Bloomfield CDP, California – Racial and ethnic composition Note: the US Census treats Hispanic/Latino as an ethnic category. This table excludes Latinos from the racial categories and assigns them to a separate category. Hispanics/Latinos may be of any race.
| Race / Ethnicity (NH = Non-Hispanic) | Pop 2010 | Pop 2020 | % 2010 | % 2020 |
|---|---|---|---|---|
| White alone (NH) | 270 | 278 | 78.26% | 82.25% |
| Black or African American alone (NH) | 0 | 0 | 0.00% | 0.00% |
| Native American or Alaska Native alone (NH) | 0 | 2 | 0.00% | 0.59% |
| Asian alone (NH) | 3 | 3 | 0.87% | 0.89% |
| Native Hawaiian or Pacific Islander alone (NH) | 0 | 0 | 0.00% | 0.00% |
| Other race alone (NH) | 5 | 2 | 1.45% | 0.59% |
| Mixed race or Multiracial (NH) | 5 | 8 | 1.45% | 2.37% |
| Hispanic or Latino (any race) | 62 | 45 | 17.97% | 13.31% |
| Total | 345 | 338 | 100.00% | 100.00% |

===2020 census===

As of the 2020 census, Bloomfield had a population of 338. The population density was 41.5 PD/sqmi. The median age was 51.8 years. The age distribution was 46 people (13.6%) under the age of 18, 24 people (7.1%) aged 18 to 24, 80 people (23.7%) aged 25 to 44, 94 people (27.8%) aged 45 to 64, and 94 people (27.8%) who were 65 years of age or older. For every 100 females, there were 94.3 males, and for every 100 females age 18 and over there were 87.2 males age 18 and over.

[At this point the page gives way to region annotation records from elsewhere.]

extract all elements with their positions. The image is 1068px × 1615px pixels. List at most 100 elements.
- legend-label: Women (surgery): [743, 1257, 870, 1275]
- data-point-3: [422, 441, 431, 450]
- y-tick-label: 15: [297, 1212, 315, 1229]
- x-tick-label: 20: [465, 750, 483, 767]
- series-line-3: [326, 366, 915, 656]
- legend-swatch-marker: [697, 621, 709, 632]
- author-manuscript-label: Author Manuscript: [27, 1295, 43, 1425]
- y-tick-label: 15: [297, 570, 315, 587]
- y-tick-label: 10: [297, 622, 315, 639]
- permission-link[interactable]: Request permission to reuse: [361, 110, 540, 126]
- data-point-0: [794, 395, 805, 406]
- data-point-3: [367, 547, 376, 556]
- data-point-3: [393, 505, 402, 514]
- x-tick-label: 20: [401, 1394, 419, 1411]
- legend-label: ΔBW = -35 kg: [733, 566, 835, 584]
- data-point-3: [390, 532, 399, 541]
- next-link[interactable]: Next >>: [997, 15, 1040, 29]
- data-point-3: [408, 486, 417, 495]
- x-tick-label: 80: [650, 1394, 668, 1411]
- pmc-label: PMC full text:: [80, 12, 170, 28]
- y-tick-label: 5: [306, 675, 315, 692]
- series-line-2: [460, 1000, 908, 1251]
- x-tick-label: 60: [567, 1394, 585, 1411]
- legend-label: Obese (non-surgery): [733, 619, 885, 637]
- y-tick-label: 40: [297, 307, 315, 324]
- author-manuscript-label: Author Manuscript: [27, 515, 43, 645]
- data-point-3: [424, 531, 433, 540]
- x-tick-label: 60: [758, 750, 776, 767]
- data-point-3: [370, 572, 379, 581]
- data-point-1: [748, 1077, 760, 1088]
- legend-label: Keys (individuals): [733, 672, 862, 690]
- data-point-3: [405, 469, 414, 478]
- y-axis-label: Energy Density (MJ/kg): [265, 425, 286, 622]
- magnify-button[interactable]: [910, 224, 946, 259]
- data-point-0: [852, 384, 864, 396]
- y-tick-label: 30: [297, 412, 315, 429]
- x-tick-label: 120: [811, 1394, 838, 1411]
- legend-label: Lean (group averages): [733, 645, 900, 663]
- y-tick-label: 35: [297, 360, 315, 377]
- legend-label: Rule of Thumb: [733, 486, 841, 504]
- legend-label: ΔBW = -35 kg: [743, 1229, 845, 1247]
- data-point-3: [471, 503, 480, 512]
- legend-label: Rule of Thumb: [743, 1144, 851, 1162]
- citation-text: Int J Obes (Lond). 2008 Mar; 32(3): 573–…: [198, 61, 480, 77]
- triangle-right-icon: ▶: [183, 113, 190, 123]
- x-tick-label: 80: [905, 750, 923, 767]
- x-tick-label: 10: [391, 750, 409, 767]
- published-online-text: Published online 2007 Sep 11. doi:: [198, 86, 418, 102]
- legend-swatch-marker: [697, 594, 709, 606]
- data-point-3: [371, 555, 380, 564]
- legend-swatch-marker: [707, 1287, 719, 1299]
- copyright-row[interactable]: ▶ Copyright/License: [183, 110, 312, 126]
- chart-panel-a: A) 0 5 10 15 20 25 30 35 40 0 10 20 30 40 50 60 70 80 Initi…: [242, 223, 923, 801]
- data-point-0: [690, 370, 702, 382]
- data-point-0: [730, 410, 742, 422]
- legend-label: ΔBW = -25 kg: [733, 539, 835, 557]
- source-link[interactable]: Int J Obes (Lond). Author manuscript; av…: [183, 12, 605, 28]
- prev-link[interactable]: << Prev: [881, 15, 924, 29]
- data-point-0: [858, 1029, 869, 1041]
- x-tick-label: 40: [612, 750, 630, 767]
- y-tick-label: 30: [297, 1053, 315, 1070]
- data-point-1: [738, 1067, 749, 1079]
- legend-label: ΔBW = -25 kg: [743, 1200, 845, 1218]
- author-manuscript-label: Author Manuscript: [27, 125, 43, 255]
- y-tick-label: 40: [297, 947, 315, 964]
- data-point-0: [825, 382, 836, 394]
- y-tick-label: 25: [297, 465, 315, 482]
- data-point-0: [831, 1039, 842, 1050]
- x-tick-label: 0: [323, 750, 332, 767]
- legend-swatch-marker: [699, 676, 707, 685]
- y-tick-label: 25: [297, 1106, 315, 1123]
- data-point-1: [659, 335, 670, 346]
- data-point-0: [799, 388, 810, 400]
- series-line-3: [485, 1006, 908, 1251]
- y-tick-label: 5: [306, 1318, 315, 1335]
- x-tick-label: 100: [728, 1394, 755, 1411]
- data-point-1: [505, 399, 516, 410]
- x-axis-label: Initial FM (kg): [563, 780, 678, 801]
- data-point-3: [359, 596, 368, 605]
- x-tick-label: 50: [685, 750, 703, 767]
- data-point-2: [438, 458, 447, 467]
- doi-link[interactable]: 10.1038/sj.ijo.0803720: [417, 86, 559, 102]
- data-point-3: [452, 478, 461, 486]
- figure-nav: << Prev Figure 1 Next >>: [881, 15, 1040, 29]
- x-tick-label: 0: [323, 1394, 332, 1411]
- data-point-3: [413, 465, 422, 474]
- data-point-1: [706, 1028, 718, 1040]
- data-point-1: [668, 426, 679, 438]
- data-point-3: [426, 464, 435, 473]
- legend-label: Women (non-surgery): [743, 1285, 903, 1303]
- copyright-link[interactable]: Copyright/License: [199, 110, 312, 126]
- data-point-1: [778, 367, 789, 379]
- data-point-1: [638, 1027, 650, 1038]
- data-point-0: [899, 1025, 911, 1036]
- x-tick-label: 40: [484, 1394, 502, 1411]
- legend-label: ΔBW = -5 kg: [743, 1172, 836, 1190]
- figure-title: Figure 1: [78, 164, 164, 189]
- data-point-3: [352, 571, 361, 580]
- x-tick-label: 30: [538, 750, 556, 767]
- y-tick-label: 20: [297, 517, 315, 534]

0.0% of residents lived in urban areas, while 100.0% lived in rural areas.

There were 136 households in Bloomfield, of which 24.3% had children under the age of 18 living in them. Of all households, 51.5% were married-couple households, 10 (7.4%) were cohabiting couple households, 14.0% were households with a male householder and no spouse or partner present, and 27.2% were households with a female householder and no spouse or partner present. About 23.5% of all households were made up of individuals and 11.0% had someone living alone who was 65 years of age or older. The average household size was 2.49. There were 91 families (66.9% of all households).

There were 141 housing units at an average density of 17.3 /mi2, of which 136 (96.5%) were occupied. Of the occupied units, 76 (55.9%) were owner-occupied and 60 (44.1%) were occupied by renters. The homeowner vacancy rate was 3.8% and the rental vacancy rate was 1.6%.

Racial composition as of the 2020 census
| Race | Number | Percent |
|---|---|---|
| White | 293 | 86.7% |
| Black or African American | 2 | 0.6% |
| American Indian and Alaska Native | 2 | 0.6% |
| Asian | 4 | 1.2% |
| Native Hawaiian and Other Pacific Islander | 0 | 0.0% |
| Some other race | 17 | 5.0% |
| Two or more races | 20 | 5.9% |

==Education==
Bloomfield is served by the Shoreline Unified School District.